Keep in mind that on top of pure cpu overhead in packet assembly and disassembly there is also introduced latency of the operation itself
Depending on your iSCSI vendor delayed TCP acks may not be a good setting.  Additionally consider that “something” (cpu) needs to keep track of the delayed acks.  You should check with your SAN vendor on their recommended setting.
Vendors also confirm that Jumbo MTU has a large impact.  Here is a reference http://www.netapp.com/us/library/technical-reports/tr-3409.html  (claims up to 30% throughput improvement - a bit dated but still relevant)
A seminal paper by Matthew Mathis, Jeffrey Semke, Jamshid Mahdavi, and Teunis Ott found here: http://www.psc.edu/networking/papers/model_abstract.html shows TCP throughput following the following formula
Throughput <= ~0.7 * MSS / (rtt * sqrt(packet_loss))
The equation above tells us that everything being equal, you can double your throughput by doubling the packet size.  Of course you need to enough spindles and aggregate bandwidth available to handle it.
I happen to be helping a client this weekend convert to Jumbo MTU.  They are on ESX 4.1 using Broadcom nics and Dell MD3200 storage systems.  Assuming they do not mind, I will post the results next week.

Monday, November 7, 2011

Optimizing Server Performance and Capacity: 5 Free Methods for both Physical and Virtual (VMware) Servers

Since Veloxum makes its business around server optimization to increase the performance and capacity of physical and virtual servers, people often ask us, “Do you have any free advice on how we can increase the performance and capacity of our servers?” For these people I often provide the following five (5) often overlooked free methods.
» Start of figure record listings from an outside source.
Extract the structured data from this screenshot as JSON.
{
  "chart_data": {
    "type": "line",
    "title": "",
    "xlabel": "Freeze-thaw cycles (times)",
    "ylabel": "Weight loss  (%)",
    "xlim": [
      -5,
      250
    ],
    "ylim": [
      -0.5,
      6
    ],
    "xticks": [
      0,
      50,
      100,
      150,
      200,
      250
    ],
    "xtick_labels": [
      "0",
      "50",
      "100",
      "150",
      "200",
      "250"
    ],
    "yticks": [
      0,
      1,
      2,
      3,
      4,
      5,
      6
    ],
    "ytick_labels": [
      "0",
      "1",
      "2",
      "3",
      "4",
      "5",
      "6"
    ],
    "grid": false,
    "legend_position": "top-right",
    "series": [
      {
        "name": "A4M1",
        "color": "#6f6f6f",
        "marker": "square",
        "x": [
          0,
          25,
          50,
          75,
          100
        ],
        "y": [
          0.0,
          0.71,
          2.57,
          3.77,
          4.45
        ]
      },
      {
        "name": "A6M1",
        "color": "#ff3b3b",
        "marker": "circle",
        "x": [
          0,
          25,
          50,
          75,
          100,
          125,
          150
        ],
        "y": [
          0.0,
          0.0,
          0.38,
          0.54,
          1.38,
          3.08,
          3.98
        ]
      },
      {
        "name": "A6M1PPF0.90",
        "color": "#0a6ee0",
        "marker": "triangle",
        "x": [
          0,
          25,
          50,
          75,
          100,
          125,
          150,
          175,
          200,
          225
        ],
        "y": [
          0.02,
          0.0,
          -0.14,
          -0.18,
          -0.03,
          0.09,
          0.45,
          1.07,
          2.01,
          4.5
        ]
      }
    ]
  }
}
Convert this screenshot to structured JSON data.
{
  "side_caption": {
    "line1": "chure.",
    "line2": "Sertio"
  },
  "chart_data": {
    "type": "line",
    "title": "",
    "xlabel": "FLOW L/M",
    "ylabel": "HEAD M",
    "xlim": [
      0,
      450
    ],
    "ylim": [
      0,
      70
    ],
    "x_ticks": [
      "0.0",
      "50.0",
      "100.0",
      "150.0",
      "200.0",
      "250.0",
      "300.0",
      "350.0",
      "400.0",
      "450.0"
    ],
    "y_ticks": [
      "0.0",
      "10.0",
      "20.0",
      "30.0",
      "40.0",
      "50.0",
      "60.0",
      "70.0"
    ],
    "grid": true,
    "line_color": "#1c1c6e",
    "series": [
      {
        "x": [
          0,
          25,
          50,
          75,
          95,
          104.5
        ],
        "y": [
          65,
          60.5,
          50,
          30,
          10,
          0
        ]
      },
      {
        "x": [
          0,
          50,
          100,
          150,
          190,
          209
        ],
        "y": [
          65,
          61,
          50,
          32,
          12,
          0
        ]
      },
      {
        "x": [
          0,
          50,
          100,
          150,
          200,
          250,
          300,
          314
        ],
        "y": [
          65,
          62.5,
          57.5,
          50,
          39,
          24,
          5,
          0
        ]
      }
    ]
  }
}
1.      Make sure your VMware tools are up-to-date on all guests. VMware’s engineers, like many others, continually improve VMware’s performance release-to-release. You cannot take advantage of those improvements if you run older versions.
2.      Place identical operating systems on the same host.  This simple tip can increase memory sharing significantly.
3.      Using iSCSI?  Have you setup your environment for JUMBO MTUs?  If your environment supports it, you can expect a 40% or greater improvement in sustainable I/O.
4.      Using shared storage?  Use vStorage APIs for Array Integration (VAAI) if possible. Review  http://kb.vmware.com/kb/1005009  and  http://kb.vmware.com/kb/1021976 for more details
5.      Another shared storage tip, perform regular virtual machine snapshot maintenance. Keep only the ones that you need - remove them if at all possible.

Lastly, one monitoring tip I always recommend: enable logging level “3” in vCenter. Several latency (delay) metrics are not available unless you do this. As you search for your own ways to increase performance these metrics will help you spot trouble areas.